Ein Blick auf 128 Kilometer Autobahn Die A57 - Horror-Autobahn und Lebensader

Köln/Goch · Die A57 gehört zu den Strecken mit den meisten Staus in NRW. Sie ist Ärgernis und Wirtschaftsfaktor zugleich. Doch der sechsspurige Ausbau von nur 64 Kilometern dauert mehr als 30 Jahre – fast ein Erwerbsleben.

 Die Grafiken zeigen die neuralgischen Punkte an der A57.

Die Grafiken zeigen die neuralgischen Punkte an der A57.

Foto: Ferl

Die A57 gehört zu den Strecken mit den meisten Staus in NRW. Sie ist Ärgernis und Wirtschaftsfaktor zugleich. Doch der sechsspurige Ausbau von nur 64 Kilometern dauert mehr als 30 Jahre — fast ein Erwerbsleben.

Sie misst nur 128 Kilometer. Das ist fast nichts für eine der großen bundesdeutschen Autobahnen. Und doch ist die Autobahn A57 für Hunderttausende von Pendlern, Urlaubern und Berufsfahrern fast so etwas wie eine zweite Heimat - denn sie verbringen Stunden auf der Magistrale des Niederrheins.

Die A57 - Horror-Autobahn und Lebensader - Ein Blick auf 128 Kilometer Autobahn
Foto: Ferl

Die A57 ist Verkehrsader, Staufalle, Unglücksstraße und Wirtschaftsfaktor in einem. Wer morgens in den oft zehn und mehr Kilometer langen Autoschlangen steht und bis zu einer Stunde zu spät an seinem Zielort ankommt, flucht über die Engpässe, Baustellen und überlasteten Kreuze. Wer entlang der A57 wohnt, ärgert sich über den Lärm, verdankt aber gleichzeitig seinen Arbeitsplatz oder gar seinen Wohlstand der wichtigsten Verkehrsader des Niederrheins. Fast 13 Prozent der Wirtschaftsleistung Nordrhein-Westfalens, genau 77,5 Milliarden Euro, werden auf der Fläche zwischen Rhein und niederländischer Grenze produziert. Das ist mehr als das Bruttoinlandsprodukt der Rhein-Main-Metropole Frankfurt.

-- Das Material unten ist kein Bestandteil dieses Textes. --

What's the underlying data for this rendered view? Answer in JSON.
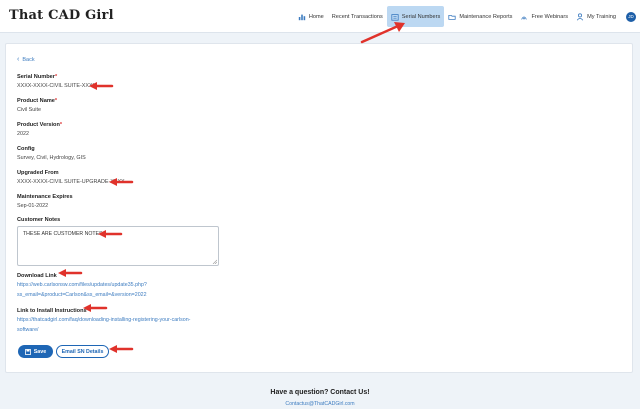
{
  "header": {
    "logo": "That CAD Girl",
    "nav": [
      {
        "label": "Home",
        "icon": "chart-icon"
      },
      {
        "label": "Recent Transactions",
        "icon": "none"
      },
      {
        "label": "Serial Numbers",
        "icon": "serial-icon"
      },
      {
        "label": "Maintenance Reports",
        "icon": "folder-icon"
      },
      {
        "label": "Free Webinars",
        "icon": "signal-icon"
      },
      {
        "label": "My Training",
        "icon": "person-icon"
      }
    ],
    "active_nav": "Serial Numbers",
    "avatar_initials": "JD"
  },
  "form": {
    "back_label": "Back",
    "serial_label": "Serial Number",
    "serial_value": "XXXX-XXXX-CIVIL SUITE-XXXX",
    "product_name_label": "Product Name",
    "product_name_value": "Civil Suite",
    "product_version_label": "Product Version",
    "product_version_value": "2022",
    "config_label": "Config",
    "config_value": "Survey, Civil, Hydrology, GIS",
    "upgraded_label": "Upgraded From",
    "upgraded_value": "XXXX-XXXX-CIVIL SUITE-UPGRADE-XXXX",
    "maint_label": "Maintenance Expires",
    "maint_value": "Sep-01-2022",
    "notes_label": "Customer Notes",
    "notes_value": "THESE ARE CUSTOMER NOTES",
    "download_label": "Download Link",
    "download_line1": "https://web.carlsonsw.com/files/updates/update35.php?",
    "download_line2": "ss_email=&product=Carlson&ss_email=&version=2022",
    "install_label": "Link to Install Instructions",
    "install_line1": "https://thatcadgirl.com/faq/downloading-installing-registering-your-carlson-",
    "install_line2": "software/",
    "save_label": "Save",
    "email_label": "Email SN Details"
  },
  "footer": {
    "title": "Have a question? Contact Us!",
    "email": "Contactus@ThatCADGirl.com"
  },
  "colors": {
    "accent": "#1e66b5",
    "link": "#3d7cc0",
    "arrow": "#e0322b",
    "active_nav_bg": "#bcd8f2"
  }
}
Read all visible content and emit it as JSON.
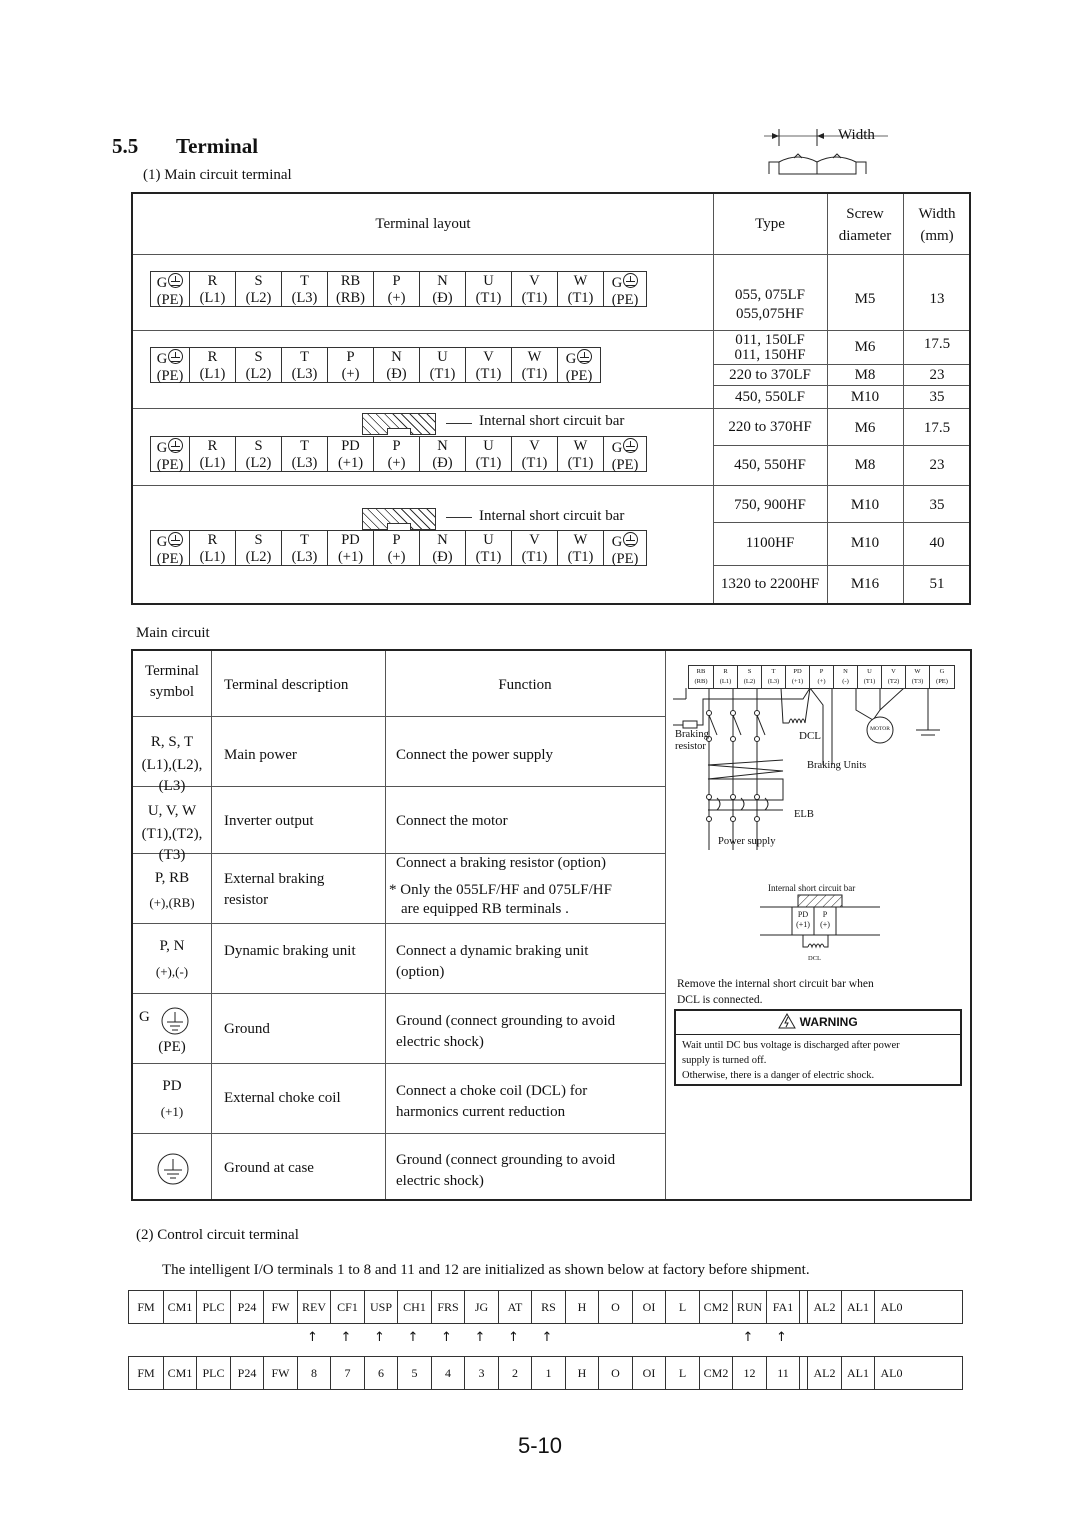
{
  "section": {
    "number": "5.5",
    "title": "Terminal"
  },
  "main_circuit_terminal_heading": "(1) Main circuit terminal",
  "width_diagram_label": "Width",
  "terminal_table": {
    "headers": {
      "layout": "Terminal layout",
      "type": "Type",
      "screw": "Screw diameter",
      "screw_line1": "Screw",
      "screw_line2": "diameter",
      "width_line1": "Width",
      "width_line2": "(mm)"
    },
    "layouts": [
      {
        "terminals": [
          [
            "G",
            "(PE)"
          ],
          [
            "R",
            "(L1)"
          ],
          [
            "S",
            "(L2)"
          ],
          [
            "T",
            "(L3)"
          ],
          [
            "RB",
            "(RB)"
          ],
          [
            "P",
            "(+)"
          ],
          [
            "N",
            "(Đ)"
          ],
          [
            "U",
            "(T1)"
          ],
          [
            "V",
            "(T1)"
          ],
          [
            "W",
            "(T1)"
          ],
          [
            "G",
            "(PE)"
          ]
        ]
      },
      {
        "terminals": [
          [
            "G",
            "(PE)"
          ],
          [
            "R",
            "(L1)"
          ],
          [
            "S",
            "(L2)"
          ],
          [
            "T",
            "(L3)"
          ],
          [
            "P",
            "(+)"
          ],
          [
            "N",
            "(Đ)"
          ],
          [
            "U",
            "(T1)"
          ],
          [
            "V",
            "(T1)"
          ],
          [
            "W",
            "(T1)"
          ],
          [
            "G",
            "(PE)"
          ]
        ]
      },
      {
        "short_bar_label": "Internal short circuit bar",
        "terminals": [
          [
            "G",
            "(PE)"
          ],
          [
            "R",
            "(L1)"
          ],
          [
            "S",
            "(L2)"
          ],
          [
            "T",
            "(L3)"
          ],
          [
            "PD",
            "(+1)"
          ],
          [
            "P",
            "(+)"
          ],
          [
            "N",
            "(Đ)"
          ],
          [
            "U",
            "(T1)"
          ],
          [
            "V",
            "(T1)"
          ],
          [
            "W",
            "(T1)"
          ],
          [
            "G",
            "(PE)"
          ]
        ]
      },
      {
        "short_bar_label": "Internal short circuit bar",
        "terminals": [
          [
            "G",
            "(PE)"
          ],
          [
            "R",
            "(L1)"
          ],
          [
            "S",
            "(L2)"
          ],
          [
            "T",
            "(L3)"
          ],
          [
            "PD",
            "(+1)"
          ],
          [
            "P",
            "(+)"
          ],
          [
            "N",
            "(Đ)"
          ],
          [
            "U",
            "(T1)"
          ],
          [
            "V",
            "(T1)"
          ],
          [
            "W",
            "(T1)"
          ],
          [
            "G",
            "(PE)"
          ]
        ]
      }
    ],
    "rows": [
      {
        "type_line1": "055, 075LF",
        "type_line2": "055,075HF",
        "screw": "M5",
        "width": "13"
      },
      {
        "type_line1": "011, 150LF",
        "type_line2": "011, 150HF",
        "screw": "M6",
        "width": "17.5"
      },
      {
        "type_line1": "220 to 370LF",
        "screw": "M8",
        "width": "23"
      },
      {
        "type_line1": "450, 550LF",
        "screw": "M10",
        "width": "35"
      },
      {
        "type_line1": "220 to 370HF",
        "screw": "M6",
        "width": "17.5"
      },
      {
        "type_line1": "450, 550HF",
        "screw": "M8",
        "width": "23"
      },
      {
        "type_line1": "750, 900HF",
        "screw": "M10",
        "width": "35"
      },
      {
        "type_line1": "1100HF",
        "screw": "M10",
        "width": "40"
      },
      {
        "type_line1": "1320 to 2200HF",
        "screw": "M16",
        "width": "51"
      }
    ]
  },
  "main_circuit_label": "Main circuit",
  "function_table": {
    "headers": {
      "symbol_line1": "Terminal",
      "symbol_line2": "symbol",
      "description": "Terminal description",
      "function": "Function"
    },
    "rows": [
      {
        "symbol": "R, S, T",
        "symbol_sub": "(L1),(L2),(L3)",
        "description": "Main power",
        "function": [
          "Connect the power supply"
        ]
      },
      {
        "symbol": "U, V, W",
        "symbol_sub": "(T1),(T2),(T3)",
        "description": "Inverter output",
        "function": [
          "Connect the motor"
        ]
      },
      {
        "symbol": "P, RB",
        "symbol_sub": "(+),(RB)",
        "description": [
          "External braking",
          "resistor"
        ],
        "function": [
          "Connect a braking resistor (option)",
          "* Only the 055LF/HF and 075LF/HF",
          "are equipped RB terminals ."
        ]
      },
      {
        "symbol": "P, N",
        "symbol_sub": "(+),(-)",
        "description": "Dynamic braking unit",
        "function": [
          "Connect a dynamic braking unit",
          "(option)"
        ]
      },
      {
        "symbol": "G",
        "symbol_sub": "(PE)",
        "description": "Ground",
        "function": [
          "Ground (connect grounding to avoid",
          "electric shock)"
        ]
      },
      {
        "symbol": "PD",
        "symbol_sub": "(+1)",
        "description": "External choke coil",
        "function": [
          "Connect a choke coil (DCL) for",
          "harmonics current reduction"
        ]
      },
      {
        "symbol": "",
        "description": "Ground at case",
        "function": [
          "Ground (connect grounding to avoid",
          "electric shock)"
        ]
      }
    ]
  },
  "wiring_diagram": {
    "terminals": [
      [
        "RB",
        "(RB)"
      ],
      [
        "R",
        "(L1)"
      ],
      [
        "S",
        "(L2)"
      ],
      [
        "T",
        "(L3)"
      ],
      [
        "PD",
        "(+1)"
      ],
      [
        "P",
        "(+)"
      ],
      [
        "N",
        "(-)"
      ],
      [
        "U",
        "(T1)"
      ],
      [
        "V",
        "(T2)"
      ],
      [
        "W",
        "(T3)"
      ],
      [
        "G",
        "(PE)"
      ]
    ],
    "labels": {
      "braking_resistor_1": "Braking",
      "braking_resistor_2": "resistor",
      "dcl": "DCL",
      "braking_units": "Braking Units",
      "elb": "ELB",
      "power_supply": "Power supply",
      "motor": "MOTOR"
    }
  },
  "short_bar_diagram": {
    "label": "Internal short circuit bar",
    "terminals": [
      [
        "PD",
        "(+1)"
      ],
      [
        "P",
        "(+)"
      ]
    ],
    "dcl": "DCL",
    "note_line1": "Remove the internal short circuit bar when",
    "note_line2": "DCL is connected."
  },
  "warning": {
    "title": "WARNING",
    "line1": "Wait until DC bus voltage is discharged after power",
    "line2": "supply is turned off.",
    "line3": "Otherwise, there is a danger of electric shock."
  },
  "control_circuit": {
    "heading": "(2) Control circuit terminal",
    "intro": "The intelligent I/O terminals 1 to 8 and 11 and 12 are initialized as shown below at factory before shipment.",
    "top_row": [
      "FM",
      "CM1",
      "PLC",
      "P24",
      "FW",
      "REV",
      "CF1",
      "USP",
      "CH1",
      "FRS",
      "JG",
      "AT",
      "RS",
      "H",
      "O",
      "OI",
      "L",
      "CM2",
      "RUN",
      "FA1",
      "",
      "AL2",
      "AL1",
      "AL0"
    ],
    "bottom_row": [
      "FM",
      "CM1",
      "PLC",
      "P24",
      "FW",
      "8",
      "7",
      "6",
      "5",
      "4",
      "3",
      "2",
      "1",
      "H",
      "O",
      "OI",
      "L",
      "CM2",
      "12",
      "11",
      "",
      "AL2",
      "AL1",
      "AL0"
    ],
    "arrow_flags": [
      0,
      0,
      0,
      0,
      0,
      1,
      1,
      1,
      1,
      1,
      1,
      1,
      1,
      0,
      0,
      0,
      0,
      0,
      1,
      1,
      0,
      0,
      0,
      0
    ],
    "arrow_glyph": "↑"
  },
  "page_number": "5-10"
}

Weltkonzerne liegen an der Verkehrsader A57

Weltkonzerne wie Ford, Bayer, Covestro, Solvay und Norsk Hydro haben neben der Autobahn ihre Werke, der amerikanische Technologiekonzern 3M unterhält an der Ausfahrt Neuss-Hafen seine Forschungslabors, der Versandhändler Amazon, der Sportartikelhersteller Asics und die Discounter Aldi und Lidl betreiben ihre wichtigsten Warenverteilzentren entlang der Autobahn. Der größte Binnenhafen der Welt in Duisburg ist von der A57 binnen weniger Minuten ebenso gut zu erreichen wie die Fabriken der Lebensmittel-, Papier- und Autoteileindustrie im Neuss-Düsseldorfer Hafen.

Wer seine Freizeit im Wunderland Kalkar oder in der Skihalle Neuss verbringen will, auf den Spuren des Jahrhundertkünstlers Joseph Beuys wandelt oder den einzigartigen Archäologischen Park der einstigen Römerstadt Xanten besuchen will, kommt um die A57 nicht herum. Fast zwei Millionen Menschen wohnen in ihrem Einzugsgebiet, nicht wenige können von ihren Hochhäusern direkt den Verkehr beobachten. Für manche spielte die A57 Schicksal - als Lebensretter wie als Todesfalle. 16 Menschen starben dort seit 2011, im vergangenen Jahr waren es zwei.

Teilabschnitte hoffnungslos überlastet

Die A57 bewegt die Menschen. Wenn sie sich auf ihr bewegen können. Denn die niederrheinische Magistrale ist hoffnungslos überlastet. 254.300 Autos passieren an einem normalen Werktag den Abschnitt zwischen Neuss-Hafen und Neuss-West. Er ist eine der meistbefahrenen Stellen in Nordrhein-Westfalen. Nicht selten erreichen die Staus zwischen Kamp-Lintfort und Krefeld-Oppum mehr als zehn Kilometer Länge. Und auch in Richtung Köln-Nord heißt es oft: alles dicht. Dabei ist die A57 derzeit fast baustellenfrei. Denn die Mega-Projekte Kreuz Kaarst/Kreuz Meerbusch mit über vier Jahren Bauzeit und der sechsstreifige Ausbau zwischen Neuss-West und Neuss-Hafen mit sogar sieben Jahren Bauzeit sind fertig. Doch auf die stressgeplagten Autofahrer kommt neue Unbill zu. Bis 2030 soll die Verkehrsverbindung von Kamp-Lintfort bis Köln-Nord auf sechs Spuren verbreitert werden. Fast eine halbe Milliarde Euro soll das Vorhaben kosten. Auf 64 Kilometern zwischen der Domstadt und Kamp-Lintfort wird dann wenig gehen.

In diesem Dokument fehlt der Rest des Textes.